Blizzard isn't going anywhere. In 10 years I'll still be able to log into Battlenet and download Diablo 3 and play. Much the same way I shop for physical goods, I tend to go with manufacturers with a long solid history.
"isn't going anywhere" isn't really the operative question though. Microsoft certainly wasn't "going anywhere", and it didn't stop them from just shutting down the entire MSN Music Store (their attempt at competing with iTunes), stranding all of those nice, convenient digital-only downloaded music files on whatever device they happened to be on at the time, never to be moved or re-installed/re-downloaded ever again, because the authentication servers went away without the *need* for them being removed.
It's a smaller subset of the issue, but publishers like EA and Activision aren't "going anywhere" but it's not stopping them from taking down multiplayer servers for games less than two years old in some cases - and it's an easy extrapolation to see them taking down authentication servers for something they don't feel like supporting anymore.
To which the digital adherents will say, "But Microsoft and EA are evil, while Valve and Blizzard are good." All fine and good if you're comfortable with trusting that they will *always* be good, and there will never be a business reason to change their strategy WRT this issue, or a change in leadership who *wants* to change their strategy WRT this issue, etc.

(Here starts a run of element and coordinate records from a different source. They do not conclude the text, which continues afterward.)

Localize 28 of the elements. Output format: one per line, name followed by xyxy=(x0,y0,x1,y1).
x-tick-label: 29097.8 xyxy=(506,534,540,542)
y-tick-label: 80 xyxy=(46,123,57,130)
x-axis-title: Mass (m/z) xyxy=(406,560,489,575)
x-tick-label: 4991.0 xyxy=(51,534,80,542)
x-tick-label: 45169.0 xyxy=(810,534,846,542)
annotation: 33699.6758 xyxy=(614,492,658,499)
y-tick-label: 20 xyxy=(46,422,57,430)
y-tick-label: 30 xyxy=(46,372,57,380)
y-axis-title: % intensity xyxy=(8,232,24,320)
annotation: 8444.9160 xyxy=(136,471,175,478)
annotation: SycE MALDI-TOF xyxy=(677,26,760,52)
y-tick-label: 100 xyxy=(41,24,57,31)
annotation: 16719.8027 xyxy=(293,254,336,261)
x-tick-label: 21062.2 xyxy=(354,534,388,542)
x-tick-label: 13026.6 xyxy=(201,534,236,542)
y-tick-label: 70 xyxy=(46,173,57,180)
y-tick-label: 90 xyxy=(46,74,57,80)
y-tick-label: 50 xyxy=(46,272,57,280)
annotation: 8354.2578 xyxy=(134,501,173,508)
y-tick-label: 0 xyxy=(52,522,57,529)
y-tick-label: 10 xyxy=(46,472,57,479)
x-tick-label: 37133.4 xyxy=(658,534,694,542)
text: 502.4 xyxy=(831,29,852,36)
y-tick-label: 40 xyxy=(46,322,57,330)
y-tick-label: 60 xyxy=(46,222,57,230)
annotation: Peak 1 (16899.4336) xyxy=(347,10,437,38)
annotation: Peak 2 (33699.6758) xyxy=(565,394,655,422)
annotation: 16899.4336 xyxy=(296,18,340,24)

I for one do not have that level of trust, given the steady erosion of consumer rights WRT First Sale and Fair Use. Buying digital is akin to relinquishing all of those rights that one would, by law, enjoy when one buys physical media (paper, CD, DVD, etc.) and doing so intentionally. And even old-school curmudgeons like me have no argument with that arrangement on its own - we wouldn't expect those rights on a digital purchase, and for bite-size games on an iOS device or a fire-sale price on Steam (Deus Ex:HR for $8 for example) we don't have any heartburn over giving up those rights (if I may be so bold as to generalize for the other curmudgeons). But it's a different story on full-price, AAA, no-going-back, chain-the-disc-to-your-ankle-with-Steamworks games.